On October 3rd, 2007, the Israeli Supreme Court rejected Khaled al-Mudallal’s petition to be allowed to leave occupied Gaza in order to return to Britain’s Bradford University. Al-Mudallal, a third-year student at Bradford, had returned to Gaza in June to visit his wife Duaa and was prevented from leaving after fighting broke out between Fatah and Hamas. Because al-Mudallal has been stripped of his right to return to Britain, he will lose his place at Bradford University and will be unable to further pursue his degree. Unfortunately, al-Mudallal’s experience is not unique. No buses have left Gaza since September 6th and nearly 5,000 Palestinians with legitimate work and study visas remain trapped (Independent, October 3rd, 2007).
Israel’s military occupation has had even worse effects on the education of Palestinian children within the territory. Unemployment, rampant poverty, disparity, and the constant threat of violence have set up students from all grades up for failure.

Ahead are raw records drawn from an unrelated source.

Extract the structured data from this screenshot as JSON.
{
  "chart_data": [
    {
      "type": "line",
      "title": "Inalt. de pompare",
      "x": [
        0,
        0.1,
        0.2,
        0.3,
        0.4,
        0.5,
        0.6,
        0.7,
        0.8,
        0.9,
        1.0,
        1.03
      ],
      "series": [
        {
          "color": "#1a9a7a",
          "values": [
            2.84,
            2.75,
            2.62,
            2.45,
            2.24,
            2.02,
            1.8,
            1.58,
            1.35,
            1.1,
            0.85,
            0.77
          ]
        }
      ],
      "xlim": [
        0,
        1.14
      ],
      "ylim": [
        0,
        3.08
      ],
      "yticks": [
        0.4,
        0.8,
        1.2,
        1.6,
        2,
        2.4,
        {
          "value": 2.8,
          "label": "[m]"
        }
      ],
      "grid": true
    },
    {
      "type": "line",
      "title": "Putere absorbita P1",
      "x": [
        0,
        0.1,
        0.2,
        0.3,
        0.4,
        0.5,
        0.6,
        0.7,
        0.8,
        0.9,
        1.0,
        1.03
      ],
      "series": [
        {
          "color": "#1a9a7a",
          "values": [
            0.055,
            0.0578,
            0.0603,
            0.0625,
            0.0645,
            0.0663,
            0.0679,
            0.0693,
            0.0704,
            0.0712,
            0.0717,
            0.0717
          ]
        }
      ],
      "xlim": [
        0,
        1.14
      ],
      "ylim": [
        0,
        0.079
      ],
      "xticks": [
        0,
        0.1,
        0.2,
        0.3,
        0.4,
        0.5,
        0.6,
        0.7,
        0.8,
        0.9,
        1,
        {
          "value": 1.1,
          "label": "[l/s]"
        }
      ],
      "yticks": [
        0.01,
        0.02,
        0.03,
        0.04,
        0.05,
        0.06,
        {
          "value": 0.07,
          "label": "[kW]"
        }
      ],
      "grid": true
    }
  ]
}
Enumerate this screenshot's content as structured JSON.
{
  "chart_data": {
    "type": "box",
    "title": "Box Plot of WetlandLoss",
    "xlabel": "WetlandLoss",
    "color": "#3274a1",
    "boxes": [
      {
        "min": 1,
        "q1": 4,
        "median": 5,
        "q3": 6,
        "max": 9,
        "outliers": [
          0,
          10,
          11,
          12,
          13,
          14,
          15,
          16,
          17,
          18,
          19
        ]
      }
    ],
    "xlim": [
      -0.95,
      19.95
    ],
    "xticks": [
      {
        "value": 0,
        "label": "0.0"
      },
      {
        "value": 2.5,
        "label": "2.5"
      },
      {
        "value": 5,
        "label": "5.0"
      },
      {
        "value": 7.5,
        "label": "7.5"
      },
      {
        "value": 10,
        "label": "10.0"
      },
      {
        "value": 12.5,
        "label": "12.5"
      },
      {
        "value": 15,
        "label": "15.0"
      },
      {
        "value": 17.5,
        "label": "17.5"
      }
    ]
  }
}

UNRWA figures illustrate that in their schools, which cater to Gaza’s 1.1 million person refugee population, the exam failure rate for students in grades fourth through ninth range from 34.9 percent at grade 4 to 61.1 percent at grade 8 (Independent, October 6th, 2007). The failure rate for mathematics is even worse. More than 65 percent of the population between fourth and ninth grades fail math, with a 90 percent failure rate amongst sixth graders (Independent, October 6th, 2007).
As students at an institution of higher learning, we have an obligation to protect peoples’ fundamental right to education wherever it is challenged. No matter how one feels about the current situation in the Middle East, there are innocent parties suffering, unable to enjoy the basic rights and liberties that we take for granted. Inadequate education within the territories, specifically Gaza, is only one of the consequences of Israel’s military occupation. Gaza has literally become a 1.4 million person prison, completely cut off from the rest of the Middle East, let alone the world, and completely under Israeli domination. In Gaza, more than 75 percent of the population lives in decrepit refugee camps with inconsistent electricity, gas, and running water. Palestinian politicians are constantly subject to assassination and incarceration, no matter what political party they are affiliated with.
In the West Bank, the situation is further complicated by the presence of nearly 187,000 Israeli settlers. In order to protect and expand established settlements, Israel has placed more than 500 checkpoints throughout the territory that are manned by soldiers with the ability to arbitrarily halt Palestinian movement. In addition, the presence and continued construction of a concrete “separation barrier” throughout Bethlehem and Jerusalem cuts right through privately owned Palestinian land, segregating an impoverished population from a thriving “democracy.”
As the situation continues to worsen throughout the Occupied Territories, one has to wonder: when will the occupation end? When will we acknowledge that military occupation of a largely civilian population is just plain wrong? When will we as a scholarly community condemn Israel’s conduct within the territories? When will today’s Palestinian youth, who have known nothing but violence and death, be freed from the hell that has become their world? For the sake of Khaled al-Mudallal and the rest of the occupied Palestinian population, that time better be soon.